高齢者にとって転倒は深刻な健康問題である。最近では転倒による死亡および罹患率の高まりから多因子リスク評価と介入による転倒予防プログラム戦略が提示されている。
ワーウィック大学(イギリス)医科大学校臨床試験部門のS Gates氏らは、システマティックレビューおよびメタ解析によりそれら既存戦略の効果のエビデンスを検討。結果がBMJ誌オンライン版2007年12月18日付け、本誌2008年1月19日号で報告されている。
多因子評価と介入プログラムの効果を検討
分析は、まず6つのデータベース(Medline、Embase、CENTRAL、CINAHL、PsycINFO、Social Science Citation Index)で2007年3月22日までに参照できたプライマリ・ケア、コミュニティまたは救急部門で行われた無作為化および準無作為化対照試験結果を選定。高齢者の転倒および外傷を防ぐための多因子評価と介入プログラムの効果が検討された。

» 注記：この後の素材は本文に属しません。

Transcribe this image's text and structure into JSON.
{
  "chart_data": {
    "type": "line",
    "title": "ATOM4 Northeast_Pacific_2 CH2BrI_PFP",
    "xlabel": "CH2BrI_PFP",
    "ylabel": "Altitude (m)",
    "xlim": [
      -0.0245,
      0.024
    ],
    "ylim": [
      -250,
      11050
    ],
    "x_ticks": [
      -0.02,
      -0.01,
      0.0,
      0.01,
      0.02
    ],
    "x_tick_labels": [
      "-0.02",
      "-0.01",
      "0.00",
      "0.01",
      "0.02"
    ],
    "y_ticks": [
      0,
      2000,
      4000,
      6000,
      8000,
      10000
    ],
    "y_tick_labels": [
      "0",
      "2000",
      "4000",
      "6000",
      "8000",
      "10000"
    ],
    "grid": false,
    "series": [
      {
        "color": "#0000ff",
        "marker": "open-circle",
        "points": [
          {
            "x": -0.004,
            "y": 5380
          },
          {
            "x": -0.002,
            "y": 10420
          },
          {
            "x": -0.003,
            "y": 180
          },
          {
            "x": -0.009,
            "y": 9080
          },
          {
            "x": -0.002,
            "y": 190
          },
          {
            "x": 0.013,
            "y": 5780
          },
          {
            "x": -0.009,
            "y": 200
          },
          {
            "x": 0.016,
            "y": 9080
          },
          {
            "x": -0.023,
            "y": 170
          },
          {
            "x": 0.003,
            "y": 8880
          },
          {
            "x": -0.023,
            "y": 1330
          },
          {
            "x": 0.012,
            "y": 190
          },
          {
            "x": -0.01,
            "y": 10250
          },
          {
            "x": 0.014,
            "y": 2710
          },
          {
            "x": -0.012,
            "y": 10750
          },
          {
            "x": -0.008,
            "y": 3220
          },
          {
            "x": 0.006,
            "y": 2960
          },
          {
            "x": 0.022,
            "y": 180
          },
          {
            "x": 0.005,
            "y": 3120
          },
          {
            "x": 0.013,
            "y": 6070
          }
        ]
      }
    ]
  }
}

抽出されたデータは、転倒者数、転倒関連の外傷数、転倒率、死亡、病院への入院、保健サービスの利用、施設ケアへの入所、身体活動、クオリティオブライフ。
質の評価には、転倒事実の隠蔽およびブラインド、損失および除外因子、intention-to-treat解析の結果、アウトカムの信頼度が含まれている。
介入効果のエビデンスを見いだせず
解析対象となったのは19のスタディ。このうち18試験の、追跡調査中の転倒の併合リスク比は0.91(95%信頼区間:0.82~1.02)、転倒関連の外傷については(対象は8つの試験)0.90(0.68~1.20)だった。
入院、救急治療部門受診、死亡、あるいは施設ケア入所の間に違いは見られなかった。サブグループ解析の結果、ロケーションの違い、母集団の違い(転倒ハイリスク集団か否か、医師を含めた多職種チーム医療によるケア集団かなど)でも、介入効果のエビデンスを見つけられなかった。
Gates氏は、「能動的介入は、情報提供だけの場合と比べるとより効果がある可能性はある」と各予防戦略について全否定はしていなかったものの、「データは転倒・外傷率を評価するには不十分だったが、それをさしひいても多因子評価の転倒予防プログラムの効果のエビデンスは限定的である」と結論付けている。